Z sondaży wynika, że we francuskim parlamencie największą siłą będzie lewicowy Nowy Front Ludowy, następnie centrowy obóz Emmanuela Macrona, a na końcu Zjednoczenie Narodowe Marine Le Pen wraz z sojusznikami.
Według wyliczeń, które podaje agencja Bloomberga, lewica może liczyć na 170-215 mandatów, obóz prezydenta 150-182 mandaty, a skrajna prawica, która wygrała pierwszą turę wyborów 110-158 mandatów.
Wyniki badania exit poll zostały sporządzone na podstawie odpowiedzi, które ankieterom udzielili Francuzi po wyjściu z lokali wyborczych. Reprezentatywna grupa wskazywała, na kogo oddała głos. Oficjalne wyniki spłyną w nocy z niedzieli na poniedziałek.
Dalsza część artykułu pod materiałem wideo
Jak rynki zareagują na wyniki drugiej tury wyborów we Francji?

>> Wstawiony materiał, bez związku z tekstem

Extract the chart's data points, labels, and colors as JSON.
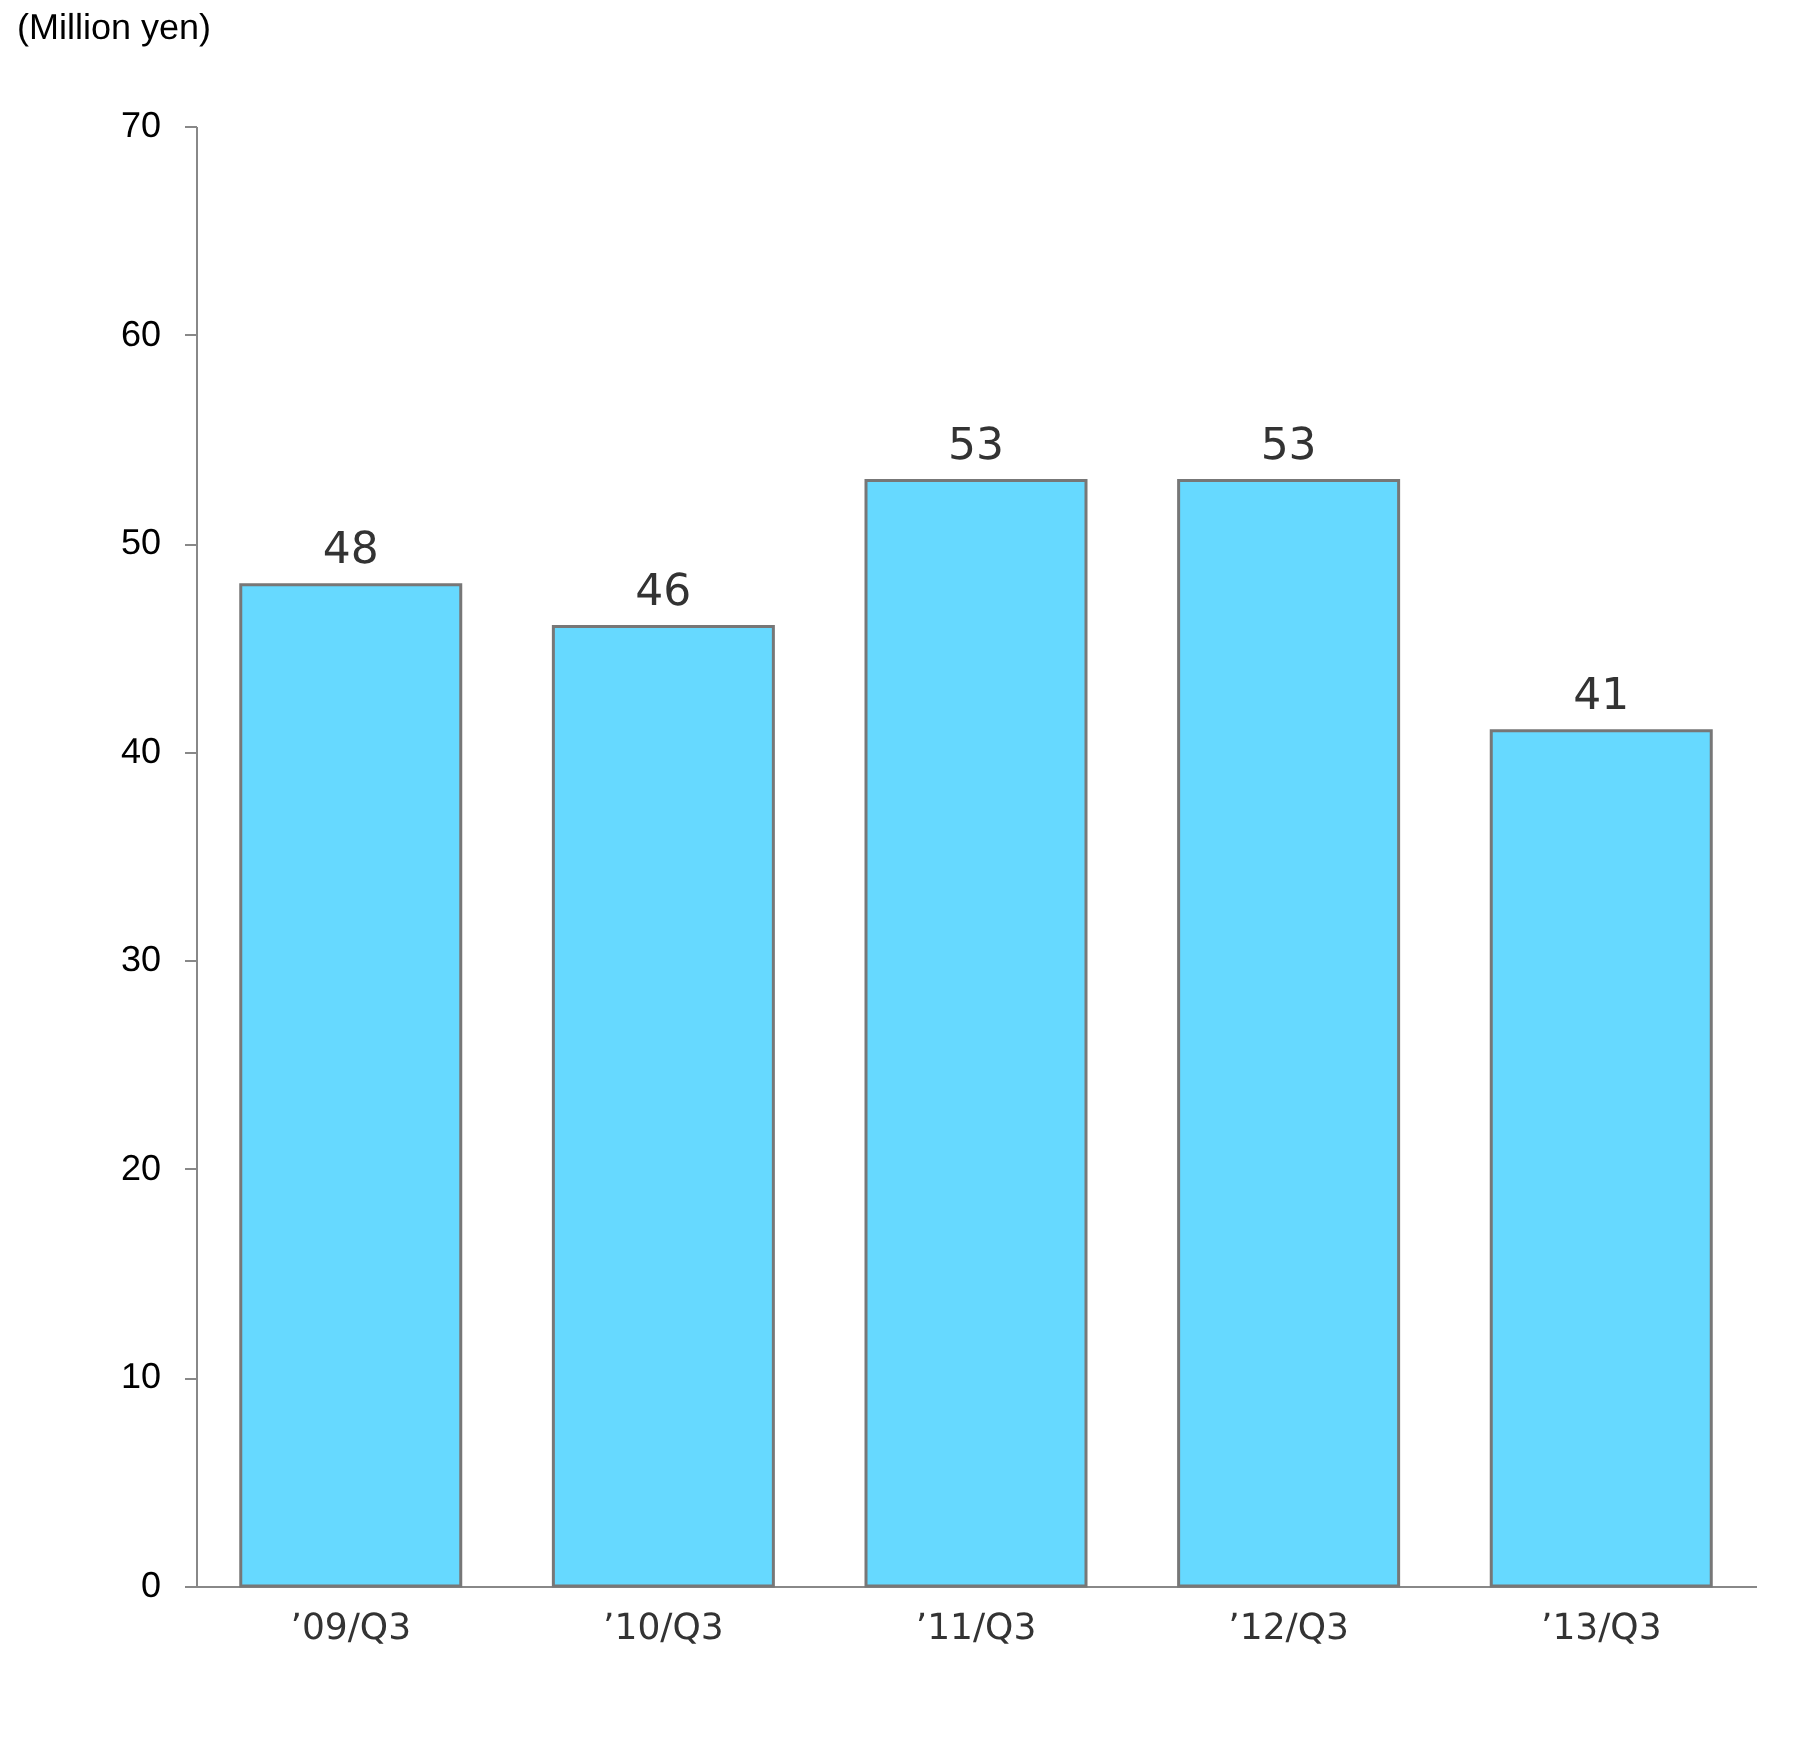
{
  "chart_data": {
    "type": "bar",
    "ylabel": "(Million yen)",
    "categories": [
      "’09/Q3",
      "’10/Q3",
      "’11/Q3",
      "’12/Q3",
      "’13/Q3"
    ],
    "values": [
      48,
      46,
      53,
      53,
      41
    ],
    "color": "#66d9ff",
    "ylim": [
      0,
      70
    ],
    "yticks": [
      0,
      10,
      20,
      30,
      40,
      50,
      60,
      70
    ],
    "grid": false,
    "data_labels": true
  }
}
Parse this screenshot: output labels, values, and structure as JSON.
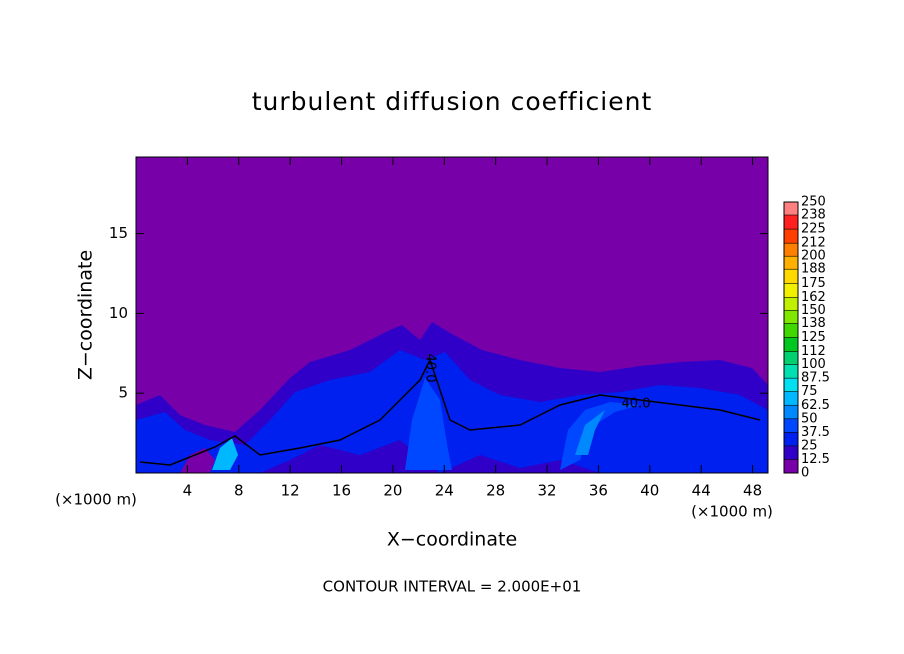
{
  "chart_data": {
    "type": "contour",
    "title": "turbulent diffusion coefficient",
    "x_label": "X−coordinate",
    "y_label": "Z−coordinate",
    "x_unit": "(×1000 m)",
    "footer": "CONTOUR INTERVAL = 2.000E+01",
    "contour_labels": [
      "40.0",
      "40.0"
    ],
    "xlim": [
      0,
      49.2
    ],
    "xticks": [
      4,
      8,
      12,
      16,
      20,
      24,
      28,
      32,
      36,
      40,
      44,
      48
    ],
    "ylim": [
      0,
      19.8
    ],
    "yticks": [
      5,
      10,
      15
    ],
    "colorbar_ticks": [
      0,
      12.5,
      25,
      37.5,
      50,
      62.5,
      75,
      87.5,
      100,
      112,
      125,
      138,
      150,
      162,
      175,
      188,
      200,
      212,
      225,
      238,
      250
    ],
    "colors": [
      "#7800a8",
      "#3000c8",
      "#0020f0",
      "#0048ff",
      "#0088ff",
      "#00b8ff",
      "#00e0f0",
      "#00e0b0",
      "#00d070",
      "#00c820",
      "#40d800",
      "#80e800",
      "#c0f000",
      "#f0f000",
      "#ffd800",
      "#ffb000",
      "#ff8000",
      "#ff4000",
      "#ff2020",
      "#ff8080"
    ]
  }
}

Sondażowe wyniki drugiej tury wyborów we Francji wskazują, że żadne z ugrupowań nie jest na tyle silne, aby samodzielnie rządzić, do czego potrzeba 289 mandatów. Komentatorzy akcentują, że utworzenie koalicyjnego rządu nie będzie łatwe i do tego trudno przewidzieć, jak będzie wyglądał.
"Teraz pojawia się pytanie, w jaki sposób lewica i Macron mogą utworzyć rząd, który będzie cieszył się poparciem w parlamencie ponad podziałami partyjnymi. Zwłaszcza biorąc pod uwagę, że sam Macron nazwał Francja Nieujarzmiona – dużą część lewicowego Nowego Frontu Ludowego – partią ekstremistyczną, a część jego zwolenników wzywała do niegłosowania na jej kandydatów" - pisze Bloomberg.
Prof. Aleksander Smolar, politolog i były prezes Fundacji Batorego, w rozmowie z PAP wskazuje na wiele niejasności.
- Po pierwsze dokładne wyniki, bo to są tylko widełki. Po drugie, według praktyki francuskiej, prawo utworzenia rządu powinna dostać formacja, która uzyskała najwięcej głosów, czyli lewica. Tyle że lewica jest bardzo podzielona. I o ile socjaldemokratyczna część lewicy może współrządzić razem z centrystami i demokratyczną prawicą - jest to część lewicy, którą kierował do wyborów europejskich Raphael Glucksmann - to Francja Nieujarzmiona Jean-Luca Mélenchona to są radykałowie, z którymi ani centryści, ani demokratyczna prawica, nie będą chcieć utworzyć rządu - powiedział.
Jak na wyniki zareagują rynki? - To prawdopodobnie przyniesie świeże westchnienie ulgi zarówno francuskim, jak i europejskim akcjom, a także euro na otwarciu - ocenia Ipek Ozkardeskaya, starszy analityk w Swissquote Bank.
To wielka niespodzianka i prawdziwy cios dla Zjednoczenia Narodowego. Niekoniecznie jest to dobre dla rynków: przejęci przewodnictwa przez Nowy Front Ludowy może wzbudzić obawy ze względu na ich program, który został najsłabiej oceniony przez rynki" - dodaje Andrea Tueni, dyrektor ds. sprzedaży w Saxo Banque France.
Partia Le Pen ze zwycięstwem w pierwszej turze wyborów we Francji
W pierwszej turzy wyborów, które odbyły się tydzień temu (w niedzielę, 30 czerwca), najwięcej głosów zdobyli kandydaci skrajnie prawicowego Zjednoczenia Narodowego Marine Le Pen wraz z sojusznikami - 33,2 proc. Na drugim miejscu był lewicowy Nowy Front Ludowy (28 proc.), a dalej centrowy obóz prezydenta Emmanuela Macrona (20 proc.) oraz prawicowi Republikanie (6,6 proc.).
Po pierwszej turze 76 kandydatów już zapewniło sobie mandat i w drugiej turze Francuzi wybierali 501 deputowanych spośród około 1100 kandydatów. W większości okręgów (ponad 400) pojedynki rozegrały się między dwoma kandydatami, w około 90 - między trzema.
Nowy Front Ludowy i partie skupione wokół prezydenta Macrona wzajemnie wycofały w wielu okręgach swoich kandydatów, by uniknąć rozproszenia głosów i udaremnić Zjednoczeniu Narodowemu zdobycie większości bezwzględnej w parlamencie.